Ese último cargo lo llevó, en 2003, a pisar por vez primera el Parlament de Catalunya, donde conoció a Jordi Pujol, ya apurando su última legislatura tras 23 años en el poder. Ahí le soltó al político, con su tan lanzada como taimada ingenuidad, que debía escribir sus memorias o que, si fuera el caso, ahí estaba él para recogerlas. Tras leer poco después el retrato que le hizo el periodista a partir de Vint i Jordi Pujol: confessions de persones que l’han conegut, le hizo caso y le dictó las memorias. Pero el político se olvidó de citar en ellas la famosa herencia del abuelo Florenci. “Las memorias son suyas y puso lo que quiso”, justificó al expresident, al que seguía frecuentando: “Yo le quiero”.
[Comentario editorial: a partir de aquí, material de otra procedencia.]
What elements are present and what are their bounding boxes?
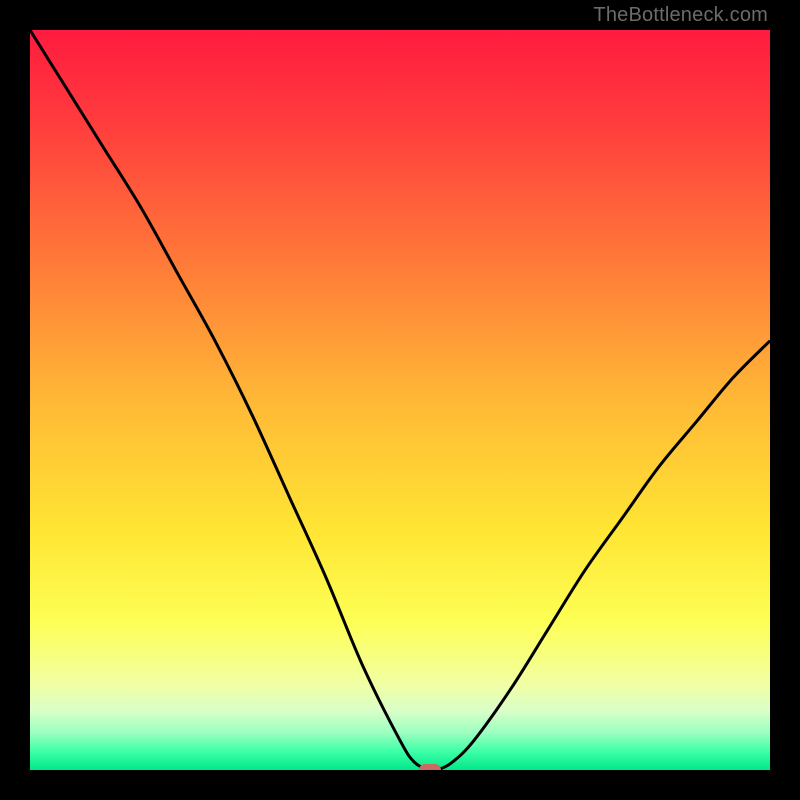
plot-area [30,30,770,770]
bottleneck-curve [30,30,770,770]
watermark-text: TheBottleneck.com [593,4,768,27]
chart-frame: TheBottleneck.com [0,0,800,800]
optimal-marker [419,764,441,770]
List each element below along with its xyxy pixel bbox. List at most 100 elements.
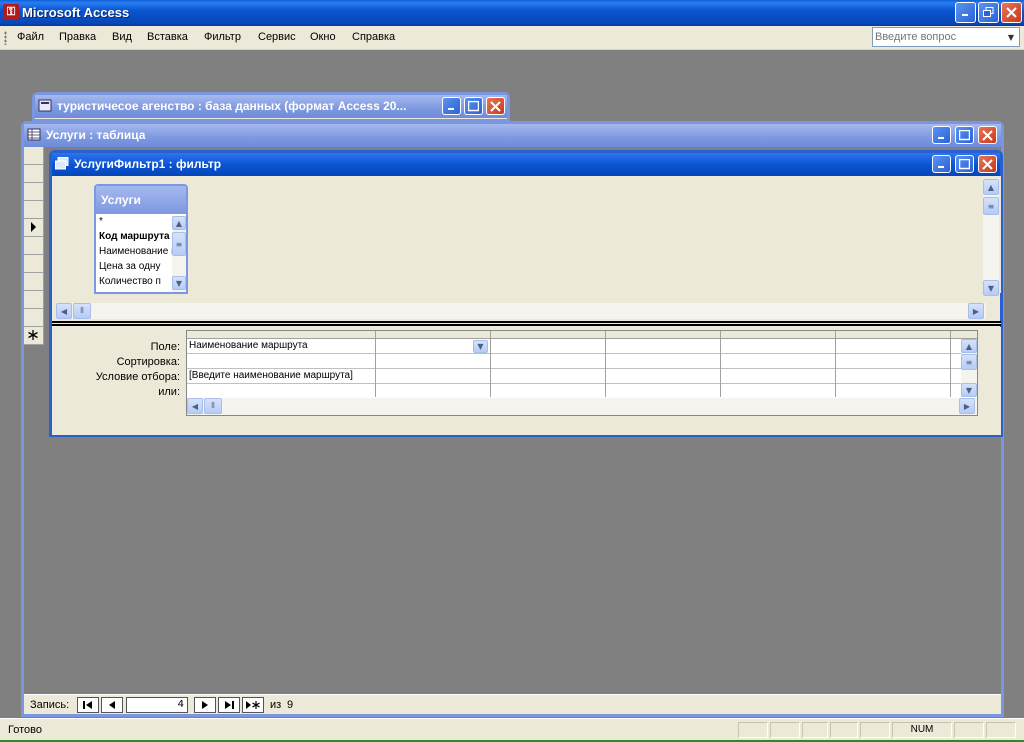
grid-cell-criteria[interactable]: [Введите наименование маршрута] [187, 369, 375, 384]
grid-cell-sort[interactable] [836, 354, 950, 369]
record-selector[interactable] [24, 273, 44, 291]
table-pane-hscrollbar[interactable]: ◀ ⦀ ▶ [56, 303, 986, 319]
grid-cell-or[interactable] [187, 384, 375, 399]
first-record-button[interactable] [77, 697, 99, 713]
grid-cell-sort[interactable] [187, 354, 375, 369]
app-title-bar[interactable]: ⚿ Microsoft Access [0, 0, 1024, 26]
record-selector[interactable] [24, 291, 44, 309]
grid-cell-criteria[interactable] [721, 369, 835, 384]
grid-column[interactable]: Наименование маршрута [Введите наименова… [187, 331, 376, 399]
toolbar-grip[interactable] [4, 31, 7, 45]
grid-cell-or[interactable] [721, 384, 835, 399]
menu-tools[interactable]: Сервис [258, 31, 296, 43]
grid-cell-field[interactable] [836, 339, 950, 354]
grid-cell-sort[interactable] [606, 354, 720, 369]
table-minimize-button[interactable] [932, 126, 951, 144]
grid-cell-or[interactable] [606, 384, 720, 399]
grid-cell-or[interactable] [491, 384, 605, 399]
grid-cell-field[interactable] [721, 339, 835, 354]
grid-column[interactable] [491, 331, 606, 399]
access-key-icon[interactable]: ⚿ [3, 4, 19, 20]
record-selector[interactable] [24, 237, 44, 255]
field-list-item[interactable]: * [96, 214, 172, 229]
grid-vscrollbar[interactable]: ▲ ≡ ▼ [961, 339, 977, 397]
grid-column[interactable]: ▼ [376, 331, 491, 399]
record-selector-current[interactable] [24, 219, 44, 237]
menu-filter[interactable]: Фильтр [204, 31, 241, 43]
grid-hscrollbar[interactable]: ◀ ⦀ ▶ [187, 398, 977, 415]
table-pane[interactable]: Услуги * Код маршрута Наименование маршр… [52, 176, 1001, 296]
field-list-scrollbar[interactable]: ▲ ≡ ▼ [172, 216, 186, 292]
record-selector[interactable] [24, 183, 44, 201]
field-list-item-key[interactable]: Код маршрута [96, 229, 172, 244]
grid-cell-or[interactable] [376, 384, 490, 399]
field-list-item[interactable]: Наименование маршрута [96, 244, 172, 259]
record-selector[interactable] [24, 165, 44, 183]
scroll-left-icon[interactable]: ◀ [56, 303, 72, 319]
filter-close-button[interactable] [978, 155, 997, 173]
menu-view[interactable]: Вид [112, 31, 132, 43]
scroll-right-icon[interactable]: ▶ [959, 398, 975, 414]
previous-record-button[interactable] [101, 697, 123, 713]
new-record-button[interactable] [242, 697, 264, 713]
grid-cell-or[interactable] [836, 384, 950, 399]
scroll-up-icon[interactable]: ▲ [961, 339, 977, 353]
field-list-title[interactable]: Услуги [96, 186, 186, 214]
record-selector[interactable] [24, 255, 44, 273]
scroll-left-icon[interactable]: ◀ [187, 398, 203, 414]
scroll-up-icon[interactable]: ▲ [172, 216, 186, 230]
grid-cell-criteria[interactable] [836, 369, 950, 384]
record-selectors[interactable] [24, 147, 44, 345]
design-grid-pane[interactable]: Поле: Сортировка: Условие отбора: или: Н… [52, 327, 1001, 435]
help-search-input[interactable] [875, 30, 1000, 44]
current-record-field[interactable]: 4 [126, 697, 188, 713]
grid-cell-sort[interactable] [721, 354, 835, 369]
help-search-box[interactable]: ▼ [872, 27, 1020, 47]
scroll-down-icon[interactable]: ▼ [172, 276, 186, 290]
grid-column[interactable] [836, 331, 951, 399]
menu-edit[interactable]: Правка [59, 31, 96, 43]
grid-cell-field[interactable] [491, 339, 605, 354]
grid-cell-sort[interactable] [376, 354, 490, 369]
next-record-button[interactable] [194, 697, 216, 713]
grid-column[interactable] [606, 331, 721, 399]
menu-insert[interactable]: Вставка [147, 31, 188, 43]
field-list-uslugi[interactable]: Услуги * Код маршрута Наименование маршр… [94, 184, 188, 294]
last-record-button[interactable] [218, 697, 240, 713]
scroll-thumb[interactable]: ⦀ [204, 398, 222, 414]
grid-cell-criteria[interactable] [606, 369, 720, 384]
menu-help[interactable]: Справка [352, 31, 395, 43]
db-minimize-button[interactable] [442, 97, 461, 115]
scroll-down-icon[interactable]: ▼ [983, 280, 999, 296]
table-window-title-bar[interactable]: Услуги : таблица [24, 124, 1001, 147]
database-window[interactable]: туристичесое агенство : база данных (фор… [32, 92, 510, 122]
record-selector[interactable] [24, 309, 44, 327]
scroll-right-icon[interactable]: ▶ [968, 303, 984, 319]
grid-cell-criteria[interactable] [376, 369, 490, 384]
scroll-thumb[interactable]: ≡ [172, 232, 186, 256]
design-grid[interactable]: Наименование маршрута [Введите наименова… [186, 330, 978, 416]
table-pane-vscrollbar[interactable]: ▲ ≡ ▼ [983, 179, 999, 296]
chevron-down-icon[interactable]: ▼ [1004, 33, 1018, 42]
grid-cell-sort[interactable] [491, 354, 605, 369]
table-close-button[interactable] [978, 126, 997, 144]
minimize-button[interactable] [955, 2, 976, 23]
pane-splitter[interactable] [52, 321, 1001, 326]
filter-maximize-button[interactable] [955, 155, 974, 173]
scroll-down-icon[interactable]: ▼ [961, 383, 977, 397]
filter-window[interactable]: УслугиФильтр1 : фильтр Услуги * Код марш… [49, 150, 1003, 437]
menu-window[interactable]: Окно [310, 31, 336, 43]
record-selector[interactable] [24, 147, 44, 165]
restore-button[interactable] [978, 2, 999, 23]
scroll-thumb[interactable]: ≡ [983, 197, 999, 215]
filter-minimize-button[interactable] [932, 155, 951, 173]
grid-cell-criteria[interactable] [491, 369, 605, 384]
field-list-item[interactable]: Количество п [96, 274, 172, 289]
new-record-selector[interactable] [24, 327, 44, 345]
filter-window-title-bar[interactable]: УслугиФильтр1 : фильтр [52, 153, 1000, 176]
table-maximize-button[interactable] [955, 126, 974, 144]
menu-file[interactable]: Файл [17, 31, 44, 43]
close-button[interactable] [1001, 2, 1022, 23]
record-selector[interactable] [24, 201, 44, 219]
db-maximize-button[interactable] [464, 97, 483, 115]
Mejor columnista que tertuliano (TV3, RAC1, Catalunya Ràdio, TVE) por idiosincrasia de su manera de ver el mundo, el pasado 15 de mayo, en su clásica columna Vuits i nous (con su no menos tradicional saludo quitándose el sombrero) se despedía “por un tiempo largo” de sus lectores por un inminente trasplante de médula. El artículo, como casi todos los suyos, algunos reunidos en Enamorats de l’Audrey Hepburn (2015), lo debió escribir desde el mismo estudio que fue de su padre, donde se gestó el primer número de El Maresme de 1977. “El inicio de todo”. El final de todo. Uno de esos detalles circulares de la vida que tanto le gustaban.